Drake originally formulated the equation merely as an agenda for discussion at the Green Bank conference-it was not meant to be a definitive answer to the number of alien cultures out there.If you don't believe me,see: http://en.wikiped...equation
The reason I said that IF alien civilizations DO indeed exist,they would be at a different stage of development from us for the simple reason that said civilization(s) would not have advanced technologically in lockstep with mankind-the odds are vanishingly small for that .Therefore,the other civilization(s)are either in the stone age,or they have had a technological civilization for thousands of years
NamVet666
1 / 5 (6) Jan 01, 2012
Hi, I trust everyone had a great New Year's Eve. We drove to New York to celebrate in Times Square and thank goodness, there were no trouble makers.
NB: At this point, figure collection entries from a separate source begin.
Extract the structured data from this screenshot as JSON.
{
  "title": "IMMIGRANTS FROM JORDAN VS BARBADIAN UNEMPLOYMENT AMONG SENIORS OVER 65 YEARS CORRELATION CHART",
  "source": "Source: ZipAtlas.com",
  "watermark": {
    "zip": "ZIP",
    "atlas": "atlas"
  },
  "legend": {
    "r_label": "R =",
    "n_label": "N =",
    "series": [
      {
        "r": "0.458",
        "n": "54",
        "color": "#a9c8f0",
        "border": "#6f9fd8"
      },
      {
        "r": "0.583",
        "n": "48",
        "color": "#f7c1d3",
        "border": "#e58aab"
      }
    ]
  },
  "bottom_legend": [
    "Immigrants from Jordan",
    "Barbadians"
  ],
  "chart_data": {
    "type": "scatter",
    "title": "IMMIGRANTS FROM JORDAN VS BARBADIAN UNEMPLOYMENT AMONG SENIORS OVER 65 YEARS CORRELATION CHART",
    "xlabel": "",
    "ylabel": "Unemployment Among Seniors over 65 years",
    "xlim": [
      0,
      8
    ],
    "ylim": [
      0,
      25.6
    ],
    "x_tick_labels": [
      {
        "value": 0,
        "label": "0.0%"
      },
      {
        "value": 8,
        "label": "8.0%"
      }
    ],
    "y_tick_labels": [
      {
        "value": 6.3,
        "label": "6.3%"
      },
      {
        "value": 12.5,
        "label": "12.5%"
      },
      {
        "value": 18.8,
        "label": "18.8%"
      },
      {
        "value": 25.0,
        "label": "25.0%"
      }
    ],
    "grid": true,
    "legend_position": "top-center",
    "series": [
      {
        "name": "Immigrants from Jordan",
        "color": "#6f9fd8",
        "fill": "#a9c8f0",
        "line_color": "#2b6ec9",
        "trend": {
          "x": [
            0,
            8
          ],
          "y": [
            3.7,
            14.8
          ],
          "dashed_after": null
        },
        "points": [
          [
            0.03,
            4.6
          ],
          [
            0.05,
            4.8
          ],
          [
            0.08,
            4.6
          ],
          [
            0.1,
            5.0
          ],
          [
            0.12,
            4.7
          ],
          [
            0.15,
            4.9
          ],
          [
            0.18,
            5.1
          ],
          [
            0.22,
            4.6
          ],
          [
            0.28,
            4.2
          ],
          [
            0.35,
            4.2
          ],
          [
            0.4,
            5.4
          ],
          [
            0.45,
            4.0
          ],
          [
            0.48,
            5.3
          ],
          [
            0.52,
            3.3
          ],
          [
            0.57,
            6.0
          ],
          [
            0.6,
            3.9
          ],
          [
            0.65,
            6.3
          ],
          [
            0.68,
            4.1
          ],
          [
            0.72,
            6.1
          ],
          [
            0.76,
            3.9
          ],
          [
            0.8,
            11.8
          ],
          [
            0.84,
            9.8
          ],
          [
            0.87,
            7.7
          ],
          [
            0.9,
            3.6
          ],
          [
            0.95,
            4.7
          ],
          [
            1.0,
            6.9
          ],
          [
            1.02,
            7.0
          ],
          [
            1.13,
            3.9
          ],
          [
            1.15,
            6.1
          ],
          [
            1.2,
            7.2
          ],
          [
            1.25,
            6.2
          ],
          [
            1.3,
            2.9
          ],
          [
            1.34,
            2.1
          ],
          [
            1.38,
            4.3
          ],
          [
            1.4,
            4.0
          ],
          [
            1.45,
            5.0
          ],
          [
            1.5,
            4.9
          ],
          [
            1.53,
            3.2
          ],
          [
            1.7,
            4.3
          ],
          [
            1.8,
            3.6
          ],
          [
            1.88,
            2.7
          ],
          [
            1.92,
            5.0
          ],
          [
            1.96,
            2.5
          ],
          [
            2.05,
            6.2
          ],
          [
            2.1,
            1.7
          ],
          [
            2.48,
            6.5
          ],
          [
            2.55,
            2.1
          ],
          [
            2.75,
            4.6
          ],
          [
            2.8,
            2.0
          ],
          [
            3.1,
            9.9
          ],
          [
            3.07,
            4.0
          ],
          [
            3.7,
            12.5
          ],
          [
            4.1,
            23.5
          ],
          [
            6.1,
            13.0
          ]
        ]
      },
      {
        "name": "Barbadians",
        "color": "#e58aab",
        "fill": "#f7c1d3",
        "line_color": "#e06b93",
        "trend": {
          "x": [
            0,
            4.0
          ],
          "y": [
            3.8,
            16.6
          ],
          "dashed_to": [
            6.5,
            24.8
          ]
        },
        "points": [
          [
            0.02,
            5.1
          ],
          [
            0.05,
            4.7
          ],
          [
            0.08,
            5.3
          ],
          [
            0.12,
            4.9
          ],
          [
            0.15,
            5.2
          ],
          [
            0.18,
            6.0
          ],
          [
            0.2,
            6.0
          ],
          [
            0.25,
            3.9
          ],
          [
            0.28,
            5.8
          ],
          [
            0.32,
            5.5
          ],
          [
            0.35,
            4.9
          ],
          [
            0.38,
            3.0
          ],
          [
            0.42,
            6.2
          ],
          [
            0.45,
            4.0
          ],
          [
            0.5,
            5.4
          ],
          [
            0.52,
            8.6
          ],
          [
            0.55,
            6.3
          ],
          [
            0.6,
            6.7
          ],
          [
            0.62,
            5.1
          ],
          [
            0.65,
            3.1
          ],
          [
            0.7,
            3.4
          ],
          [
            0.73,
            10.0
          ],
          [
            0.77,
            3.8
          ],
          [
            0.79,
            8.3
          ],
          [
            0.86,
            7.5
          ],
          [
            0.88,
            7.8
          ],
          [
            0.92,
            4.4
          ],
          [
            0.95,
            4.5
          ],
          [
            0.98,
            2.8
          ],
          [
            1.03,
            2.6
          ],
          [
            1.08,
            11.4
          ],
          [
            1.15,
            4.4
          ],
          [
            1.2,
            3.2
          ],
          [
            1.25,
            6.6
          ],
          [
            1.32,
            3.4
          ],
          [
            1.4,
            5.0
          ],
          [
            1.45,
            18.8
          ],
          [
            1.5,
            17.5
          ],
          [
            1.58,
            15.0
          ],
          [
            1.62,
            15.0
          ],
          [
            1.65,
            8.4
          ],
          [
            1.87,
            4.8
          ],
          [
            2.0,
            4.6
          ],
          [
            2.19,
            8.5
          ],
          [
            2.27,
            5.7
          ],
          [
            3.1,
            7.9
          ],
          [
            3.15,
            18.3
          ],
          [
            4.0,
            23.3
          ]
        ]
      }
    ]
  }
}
@Newbeak, I agree with that. ETs are most likely in ALL stages of development IF they exist. Personally, I doubt there are carbon-based ETs anywhere else. No aliens anywhere in the luniverse. We've got enough looney aliens right here on earth who believe that ET exists. They just don't know where to find them without spending a fortune looking on the moon, and looking for earthlike planets. As though we could get to those planets within the next thousand years. :)
Let's face it. We're all going to be dead before they ever find anything.
Newbeak
2.3 / 5 (3) Jan 01, 2012
Hi, I trust everyone had a great New Year's Eve. We drove to New York to celebrate in Times Square and thank goodness, there were no trouble makers.

Glad to hear you survived New Year's festivities,NamVet666!
I still believe in space research,I just think people should get more education in skepticism in schools.There is far to much ignorance of science in America these days,and the only way we can compete in the modern world is to churn out world class researchers in all the sciences,and build a second high tech industrial revolution.
NamVet666
1 / 5 (7) Jan 01, 2012
if it's not too late. The way things are going in this and other countries, I'm getting a little skeptical myself. From what I've seen in a lot of schools, only a few kids really want to learn and graduate. Oh ok, maybe they do want to graduate, but they're not so interested in learning much of anything. I've seen young girls from the ghettoes pregnant as young as 11, 12. Not much hope and change there. The kids in suburbia aren't that much better even though they supposedly have more opportunities.
I guess not everyone was meant to graduate from college with a "summa cum laude". It'll take a special kind of kid to make the grade and go on to become a real scientist. They have to start early and they have to have parents that take the time to 'push' the kids to excel and not get lazy. A lot of parents are both out working and don't take the time to make sure the kid does homework. A lot of it is the fault of the parents, but they most often are too naive to know that.
NamVet666
1 / 5 (7) Jan 01, 2012
One of the things I've learned is that you can't argue with failed parents. They all think their kids are gold and can't do anything wrong, so sometimes you just have to let it go. They don't listen to reason and sometimes they get nasty. I guess the idea of getting their kids educated in science is the farthest thing from their mind. From what I see, it's mainly the Asian and Jewish kids that study hard and get the best grades. Black kids are way behind. Hispanics are starting to climb higher but something is still holding them back. Maybe language, I don't know. White kids are mostly into partying and dope just like the blacks. These don't seem to be just trends, they've been going on for a few generations. Maybe it's just that kids tend to copy their parents.
Isaacsname
1 / 5 (1) Jan 02, 2012
Meanwhile on planet Earth.......

http://www.livele...25480807

I could imagine it now

ET's : "....um.....let's come back in 500 years,...they're not quite ready yet..."
Newbeak
3 / 5 (2) Jan 02, 2012
Meanwhile on planet Earth.......

http://www.livele...25480807

I could imagine it now

ET's : "....um.....let's come back in 500 years,...they're not quite ready yet..."

Better wait 1000 years,just to be safe,lol!